O STF em 2019
Dias Toffoli assumiu a presidência do Supremo em setembro de 2018. Logo no discurso de posse, o ministro certificou sobre o tribunal: “não estamos em crise, estamos em transformação”.
Seja crise ou transformação, uma coisa é certa e foi dita pelo mesmo ministro: “é hora de a política retomar o protagonismo e o Judiciário se recolher ao seu papel tradicional”. Essa seria a principal missão de Toffoli como presidente da corte
Uma vez longe das polêmicas, a expectativa é que os efeitos do ativismo fossem remediados: mudanças constantes de interpretação; desconfiança da população; impacto orçamentário de várias decisões; afronta ao princípio da separação dos poderes; desunião entre os ministros.

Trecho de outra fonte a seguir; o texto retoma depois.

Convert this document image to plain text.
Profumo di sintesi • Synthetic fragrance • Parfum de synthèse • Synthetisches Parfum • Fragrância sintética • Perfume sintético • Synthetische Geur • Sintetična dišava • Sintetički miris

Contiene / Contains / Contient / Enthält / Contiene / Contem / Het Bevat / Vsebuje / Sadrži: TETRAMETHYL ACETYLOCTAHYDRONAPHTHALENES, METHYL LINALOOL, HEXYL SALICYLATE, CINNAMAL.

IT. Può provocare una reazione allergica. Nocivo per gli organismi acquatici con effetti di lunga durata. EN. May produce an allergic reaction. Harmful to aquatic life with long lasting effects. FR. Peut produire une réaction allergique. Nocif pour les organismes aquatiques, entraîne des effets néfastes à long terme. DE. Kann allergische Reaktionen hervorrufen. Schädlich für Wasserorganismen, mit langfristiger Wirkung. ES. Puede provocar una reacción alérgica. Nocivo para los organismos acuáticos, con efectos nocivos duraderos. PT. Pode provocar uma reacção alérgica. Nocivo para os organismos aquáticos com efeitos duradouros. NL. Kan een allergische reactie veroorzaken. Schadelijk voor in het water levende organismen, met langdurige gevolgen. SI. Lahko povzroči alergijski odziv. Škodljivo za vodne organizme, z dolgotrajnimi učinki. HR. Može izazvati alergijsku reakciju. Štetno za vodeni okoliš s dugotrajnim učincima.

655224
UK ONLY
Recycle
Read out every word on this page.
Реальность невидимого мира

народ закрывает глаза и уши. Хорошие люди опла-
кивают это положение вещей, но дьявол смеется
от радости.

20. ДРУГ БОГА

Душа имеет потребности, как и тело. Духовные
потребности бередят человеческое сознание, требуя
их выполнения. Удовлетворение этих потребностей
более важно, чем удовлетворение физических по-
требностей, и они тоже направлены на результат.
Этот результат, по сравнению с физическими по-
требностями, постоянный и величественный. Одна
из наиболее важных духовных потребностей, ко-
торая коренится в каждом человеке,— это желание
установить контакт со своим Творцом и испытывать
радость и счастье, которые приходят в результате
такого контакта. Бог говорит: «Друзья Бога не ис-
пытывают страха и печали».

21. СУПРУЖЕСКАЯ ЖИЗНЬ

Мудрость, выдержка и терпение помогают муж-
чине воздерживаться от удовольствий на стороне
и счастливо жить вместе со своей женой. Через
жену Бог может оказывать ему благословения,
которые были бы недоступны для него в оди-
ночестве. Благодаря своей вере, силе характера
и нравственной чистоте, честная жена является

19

No momento da posse de Toffoli, no entanto, Bolsonaro não era o presidente do Brasil. Nem sequer estava certo que seria — a facada fazia apenas uma semana e as pesquisas ainda não identificavam o seu favoritismo.
O resto da história nós conhecemos. O candidato da extrema-direita foi eleito com uma plataforma de confronto direto às instituições, dentre as quais o STF era o alvo preferido. Foi nesse contexto que, logo na abertura do ano legislativo, uma fração do Congresso se viu à vontade para ameaçar o Supremo com a PEC da Bengala, a CPI da Lava Toga, o projeto de lei que limita as decisões monocráticas dos ministros.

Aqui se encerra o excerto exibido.